MegaBit: In anderen E-Sport-Bereichen wie Counter-Strike oder Call of Duty kommt es auf Millisekunden an. Bei Fifa ist es ein bisschen angenehmer, weil es mehr auf das Spielverständnis und das Erkennen der Situation ankommt. Deswegen kann ich mir schon vorstellen, dass man das ein paar Jahre länger machen kann. Ich habe in meinem Karriereplan erst mal angedacht, bis 30 zu spielen. Bis dahin möchte ich ein abgeschlossenes Studium haben. Wenn es dann für E-Sport nicht mehr reicht, will ich normal arbeiten, und wenn es noch reichen sollte, will ich von Jahr zu Jahr schauen.

Nebenbei noch ein Studium – wie wollen Sie das zeitlich schaffen?

MegaBit: Vor einem Jahr hätte ich gesagt, dass ich das auf jeden Fall nebenbei schaffe. Als der neue Turnierkalender herauskam, habe ich gemerkt, dass ein Studium nebenbei überhaupt nicht klappen würde, weil alles eng getaktet ist. Ich muss mich wahrscheinlich aufs Sommersemester konzentrieren. Ich will später im Sportmanagement arbeiten, deswegen ist mein Engagement im E-Sport nicht hinderlich, für das, was später im Leben ansteht.

Aber jetzt steht erst mal die Virtuelle Bundesliga an. Wie geht die Auftaktpartie gegen Leipzig aus?

MoAuba: Wir gewinnen alle drei Spiele.   
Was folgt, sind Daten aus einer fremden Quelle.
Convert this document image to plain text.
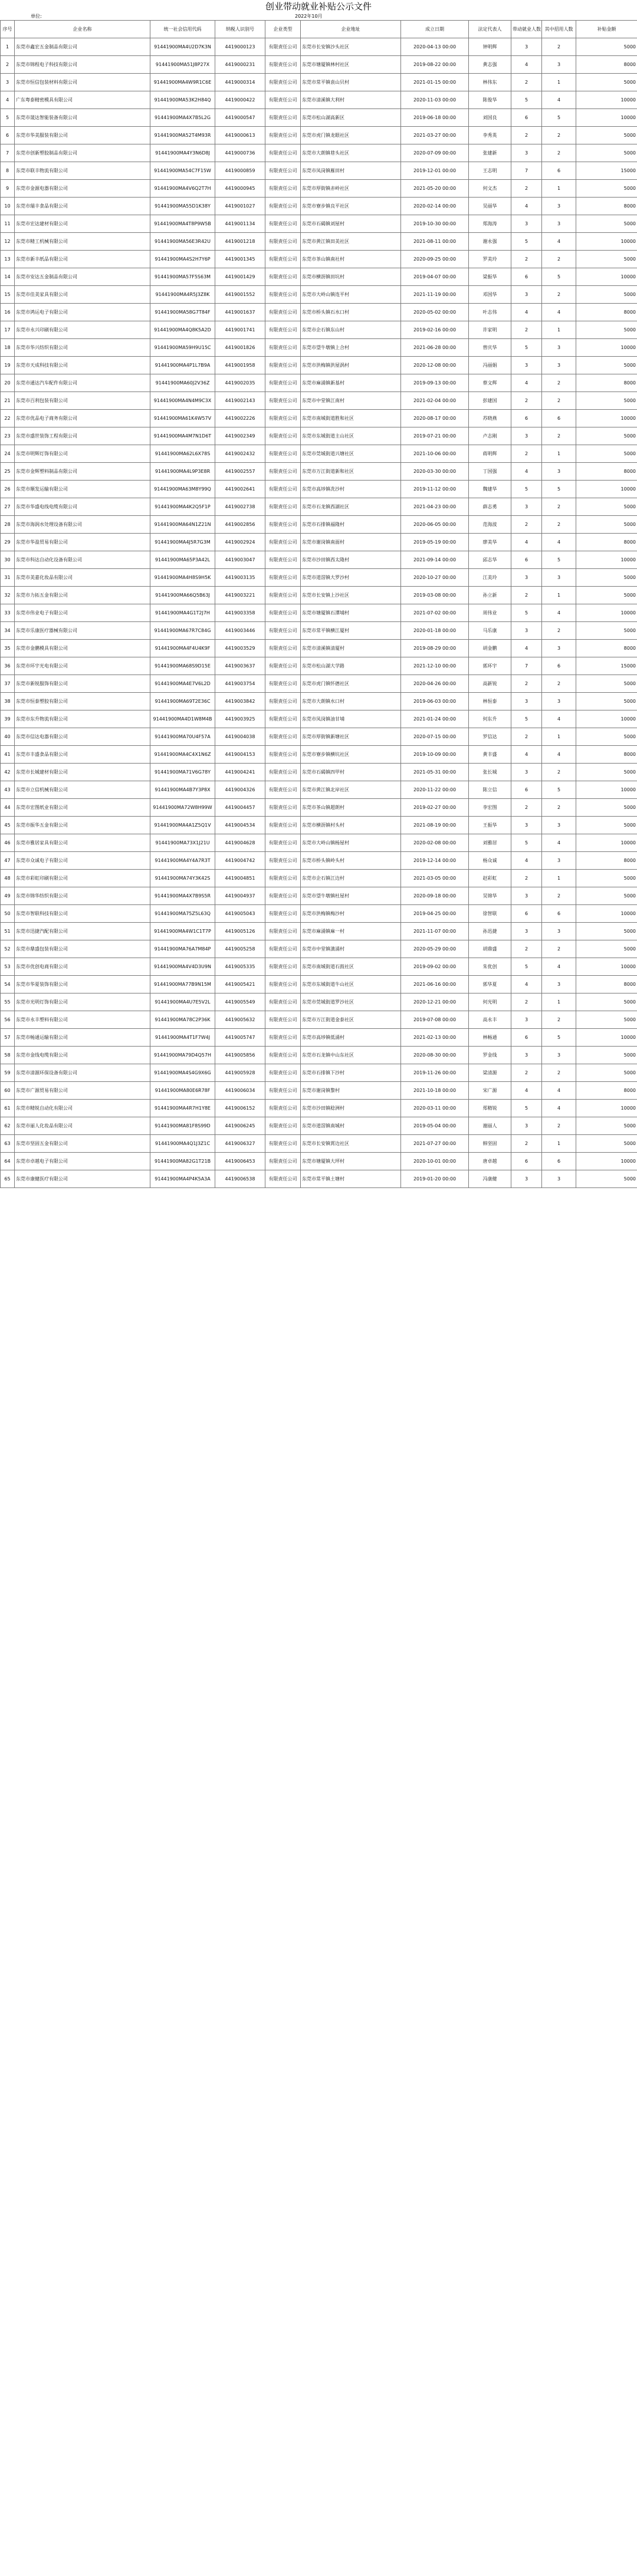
创业带动就业补贴公示文件
单位:	2022年10月
序号	企业名称	统一社会信用代码	纳税人识别号	企业类型	企业地址	成立日期	法定代表人	带动就业人数	其中招用人数	补贴金额
1	东莞市鑫宏五金制品有限公司	91441900MA4U2D7K3N	4419000123	有限责任公司	东莞市长安镇沙头社区	2020-04-13 00:00	钟明辉	3	2	5000
2	东莞市锦程电子科技有限公司	91441900MA51J8P27X	4419000231	有限责任公司	东莞市塘厦镇林村社区	2019-08-22 00:00	黄志强	4	3	8000
3	东莞市恒信包装材料有限公司	91441900MA4W9R1C6E	4419000314	有限责任公司	东莞市常平镇袁山贝村	2021-01-15 00:00	林伟东	2	1	5000
4	广东粤泰精密模具有限公司	91441900MA53K2H84Q	4419000422	有限责任公司	东莞市清溪镇大利村	2020-11-03 00:00	陈俊华	5	4	10000
5	东莞市晟达智能装备有限公司	91441900MA4X7B5L2G	4419000547	有限责任公司	东莞市松山湖高新区	2019-06-18 00:00	刘国良	6	5	10000
6	东莞市华美服装有限公司	91441900MA52T4M93R	4419000613	有限责任公司	东莞市虎门镇龙眼社区	2021-03-27 00:00	李秀英	2	2	5000
7	东莞市创新塑胶制品有限公司	91441900MA4Y3N6D8J	4419000736	有限责任公司	东莞市大朗镇巷头社区	2020-07-09 00:00	张建新	3	2	5000
8	东莞市联丰物流有限公司	91441900MA54C7F15W	4419000859	有限责任公司	东莞市凤岗镇雁田村	2019-12-01 00:00	王志明	7	6	15000
9	东莞市金源电器有限公司	91441900MA4V6Q2T7H	4419000945	有限责任公司	东莞市厚街镇赤岭社区	2021-05-20 00:00	何文杰	2	1	5000
10	东莞市瑞丰食品有限公司	91441900MA55D1K38Y	4419001027	有限责任公司	东莞市寮步镇良平社区	2020-02-14 00:00	吴丽华	4	3	8000
11	东莞市宏达建材有限公司	91441900MA4T8P9W5B	4419001134	有限责任公司	东莞市石碣镇刘屋村	2019-10-30 00:00	郑海涛	3	3	5000
12	东莞市精工机械有限公司	91441900MA56E3R42U	4419001218	有限责任公司	东莞市黄江镇田美社区	2021-08-11 00:00	谢永强	5	4	10000
13	东莞市新丰纸品有限公司	91441900MA4S2H7Y6P	4419001345	有限责任公司	东莞市茶山镇南社村	2020-09-25 00:00	罗美玲	2	2	5000
14	东莞市安达五金制品有限公司	91441900MA57F5S63M	4419001429	有限责任公司	东莞市横沥镇田坑村	2019-04-07 00:00	梁振华	6	5	10000
15	东莞市佳美家具有限公司	91441900MA4R5J3Z8K	4419001552	有限责任公司	东莞市大岭山镇连平村	2021-11-19 00:00	邓国华	3	2	5000
16	东莞市鸿运电子有限公司	91441900MA58G7T84F	4419001637	有限责任公司	东莞市桥头镇石水口村	2020-05-02 00:00	叶志伟	4	4	8000
17	东莞市永兴印刷有限公司	91441900MA4Q8K5A2D	4419001741	有限责任公司	东莞市企石镇东山村	2019-02-16 00:00	许家明	2	1	5000
18	东莞市华兴纺织有限公司	91441900MA59H9U15C	4419001826	有限责任公司	东莞市望牛墩镇上合村	2021-06-28 00:00	曾庆华	5	3	10000
19	东莞市天成科技有限公司	91441900MA4P1L7B9A	4419001958	有限责任公司	东莞市洪梅镇洪屋涡村	2020-12-08 00:00	冯丽娟	3	3	5000
20	东莞市通达汽车配件有限公司	91441900MA60J2V36Z	4419002035	有限责任公司	东莞市麻涌镇新基村	2019-09-13 00:00	蔡文辉	4	2	8000
21	东莞市百利包装有限公司	91441900MA4N4M9C3X	4419002143	有限责任公司	东莞市中堂镇江南村	2021-02-04 00:00	彭建国	2	2	5000
22	东莞市优品电子商务有限公司	91441900MA61K4W57V	4419002226	有限责任公司	东莞市南城街道胜和社区	2020-08-17 00:00	苏晓燕	6	6	10000
23	东莞市盛世装饰工程有限公司	91441900MA4M7N1D6T	4419002349	有限责任公司	东莞市东城街道主山社区	2019-07-21 00:00	卢志刚	3	2	5000
24	东莞市明辉灯饰有限公司	91441900MA62L6X78S	4419002432	有限责任公司	东莞市莞城街道兴塘社区	2021-10-06 00:00	蒋明辉	2	1	5000
25	东莞市金辉塑料制品有限公司	91441900MA4L9P3E8R	4419002557	有限责任公司	东莞市万江街道新和社区	2020-03-30 00:00	丁国强	4	3	8000
26	东莞市顺发运输有限公司	91441900MA63M8Y99Q	4419002641	有限责任公司	东莞市高埗镇冼沙村	2019-11-12 00:00	魏建华	5	5	10000
27	东莞市华盛电线电缆有限公司	91441900MA4K2Q5F1P	4419002738	有限责任公司	东莞市石龙镇西湖社区	2021-04-23 00:00	薛志勇	3	2	5000
28	东莞市海润水处理设备有限公司	91441900MA64N1Z21N	4419002856	有限责任公司	东莞市石排镇福隆村	2020-06-05 00:00	范海波	2	2	5000
29	东莞市华盈贸易有限公司	91441900MA4J5R7G3M	4419002924	有限责任公司	东莞市谢岗镇南面村	2019-05-19 00:00	廖美华	4	4	8000
30	东莞市科达自动化设备有限公司	91441900MA65P3A42L	4419003047	有限责任公司	东莞市沙田镇西太隆村	2021-09-14 00:00	邱志华	6	5	10000
31	东莞市美嘉化妆品有限公司	91441900MA4H8S9H5K	4419003135	有限责任公司	东莞市道滘镇大罗沙村	2020-10-27 00:00	江美玲	3	3	5000
32	东莞市力拓五金有限公司	91441900MA66Q5B63J	4419003221	有限责任公司	东莞市长安镇上沙社区	2019-03-08 00:00	孙立新	2	1	5000
33	东莞市伟业电子有限公司	91441900MA4G1T2J7H	4419003358	有限责任公司	东莞市塘厦镇石潭埔村	2021-07-02 00:00	周伟业	5	4	10000
34	东莞市乐康医疗器械有限公司	91441900MA67R7C84G	4419003446	有限责任公司	东莞市常平镇横江厦村	2020-01-18 00:00	马乐康	3	2	5000
35	东莞市金鹏模具有限公司	91441900MA4F4U4K9F	4419003529	有限责任公司	东莞市清溪镇清厦村	2019-08-29 00:00	胡金鹏	4	3	8000
36	东莞市环宇光电有限公司	91441900MA68S9D15E	4419003637	有限责任公司	东莞市松山湖大学路	2021-12-10 00:00	郭环宇	7	6	15000
37	东莞市新锐服饰有限公司	91441900MA4E7V6L2D	4419003754	有限责任公司	东莞市虎门镇怀德社区	2020-04-26 00:00	高新锐	2	2	5000
38	东莞市恒泰塑胶有限公司	91441900MA69T2E36C	4419003842	有限责任公司	东莞市大朗镇水口村	2019-06-03 00:00	林恒泰	3	3	5000
39	东莞市东升物流有限公司	91441900MA4D1W8M4B	4419003925	有限责任公司	东莞市凤岗镇油甘埔	2021-01-24 00:00	何东升	5	4	10000
40	东莞市信达电器有限公司	91441900MA70U4F57A	4419004038	有限责任公司	东莞市厚街镇新塘社区	2020-07-15 00:00	罗信达	2	1	5000
41	东莞市丰盛食品有限公司	91441900MA4C4X1N6Z	4419004153	有限责任公司	东莞市寮步镇横坑社区	2019-10-09 00:00	黄丰盛	4	4	8000
42	东莞市长城建材有限公司	91441900MA71V6G78Y	4419004241	有限责任公司	东莞市石碣镇四甲村	2021-05-31 00:00	张长城	3	2	5000
43	东莞市立信机械有限公司	91441900MA4B7Y3P8X	4419004326	有限责任公司	东莞市黄江镇北岸社区	2020-11-22 00:00	陈立信	6	5	10000
44	东莞市宏图纸业有限公司	91441900MA72W8H99W	4419004457	有限责任公司	东莞市茶山镇超朗村	2019-02-27 00:00	李宏图	2	2	5000
45	东莞市振华五金有限公司	91441900MA4A1Z5Q1V	4419004534	有限责任公司	东莞市横沥镇村头村	2021-08-19 00:00	王振华	3	3	5000
46	东莞市雅居家具有限公司	91441900MA73X1J21U	4419004628	有限责任公司	东莞市大岭山镇杨屋村	2020-02-08 00:00	刘雅居	5	4	10000
47	东莞市众诚电子有限公司	91441900MA4Y4A7R3T	4419004742	有限责任公司	东莞市桥头镇岭头村	2019-12-14 00:00	杨众诚	4	3	8000
48	东莞市彩虹印刷有限公司	91441900MA74Y3K42S	4419004851	有限责任公司	东莞市企石镇江边村	2021-03-05 00:00	赵彩虹	2	1	5000
49	东莞市锦华纺织有限公司	91441900MA4X7B9S5R	4419004937	有限责任公司	东莞市望牛墩镇杜屋村	2020-09-18 00:00	吴锦华	3	2	5000
50	东莞市智联科技有限公司	91441900MA75Z5L63Q	4419005043	有限责任公司	东莞市洪梅镇梅沙村	2019-04-25 00:00	徐智联	6	6	10000
51	东莞市迅捷汽配有限公司	91441900MA4W1C1T7P	4419005126	有限责任公司	东莞市麻涌镇麻一村	2021-11-07 00:00	孙迅捷	3	3	5000
52	东莞市鼎盛包装有限公司	91441900MA76A7M84P	4419005258	有限责任公司	东莞市中堂镇潢涌村	2020-05-29 00:00	胡鼎盛	2	2	5000
53	东莞市优创电商有限公司	91441900MA4V4D3U9N	4419005335	有限责任公司	东莞市南城街道石鼓社区	2019-09-02 00:00	朱优创	5	4	10000
54	东莞市华夏装饰有限公司	91441900MA77B9N15M	4419005421	有限责任公司	东莞市东城街道牛山社区	2021-06-16 00:00	郭华夏	4	3	8000
55	东莞市光明灯饰有限公司	91441900MA4U7E5V2L	4419005549	有限责任公司	东莞市莞城街道罗沙社区	2020-12-21 00:00	何光明	2	1	5000
56	东莞市永丰塑料有限公司	91441900MA78C2P36K	4419005632	有限责任公司	东莞市万江街道金泰社区	2019-07-08 00:00	高永丰	3	2	5000
57	东莞市畅通运输有限公司	91441900MA4T1F7W4J	4419005747	有限责任公司	东莞市高埗镇低涌村	2021-02-13 00:00	林畅通	6	5	10000
58	东莞市金线电缆有限公司	91441900MA79D4Q57H	4419005856	有限责任公司	东莞市石龙镇中山东社区	2020-08-30 00:00	罗金线	3	3	5000
59	东莞市清源环保设备有限公司	91441900MA4S4G9X6G	4419005928	有限责任公司	东莞市石排镇下沙村	2019-11-26 00:00	梁清源	2	2	5000
60	东莞市广源贸易有限公司	91441900MA80E6R78F	4419006034	有限责任公司	东莞市谢岗镇黎村	2021-10-18 00:00	宋广源	4	4	8000
61	东莞市精锐自动化有限公司	91441900MA4R7H1Y8E	4419006152	有限责任公司	东莞市沙田镇稔洲村	2020-03-11 00:00	郑精锐	5	4	10000
62	东莞市丽人化妆品有限公司	91441900MA81F8S99D	4419006245	有限责任公司	东莞市道滘镇南城村	2019-05-04 00:00	谢丽人	3	2	5000
63	东莞市坚固五金有限公司	91441900MA4Q1J3Z1C	4419006327	有限责任公司	东莞市长安镇霄边社区	2021-07-27 00:00	韩坚固	2	1	5000
64	东莞市卓越电子有限公司	91441900MA82G1T21B	4419006453	有限责任公司	东莞市塘厦镇大坪村	2020-10-01 00:00	唐卓越	6	6	10000
65	东莞市康健医疗有限公司	91441900MA4P4K5A3A	4419006538	有限责任公司	东莞市常平镇土塘村	2019-01-20 00:00	冯康健	3	3	5000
MegaBit: Das wäre der überragende Auftakt. Das ist das Zeichen, das wir setzen wollen. Live im Free-TV wollen wir natürlich unser bestes Fifa zeigen. Drei Siege wären geil, das würde uns viel Selbstvertrauen geben. Aber es wird sehr schwierig.

Zur Person:

Mohammed „MoAuba“ Harkous (22) wohnt in Bochum und spielt seit Juli 2018 für Werder. Der gebürtige Hagener ist seit 2016 E-Sport-Profi. Seitdem hat er viermal die Deutsche Meisterschaft (Electronic Sports League) auf der Playstation gewonnen.

Michael „MegaBit“ Bittner (20) wohnt ebenfalls in Bochum. Im September 2018 wechselte der gebürtige Bayreuther vom VfL Bochum zu Werder. Er bevorzugt die Xbox, ist aber auch Experte auf der Playstation. Seit 2017 bezeichnet er sich als E-Sport-Profi.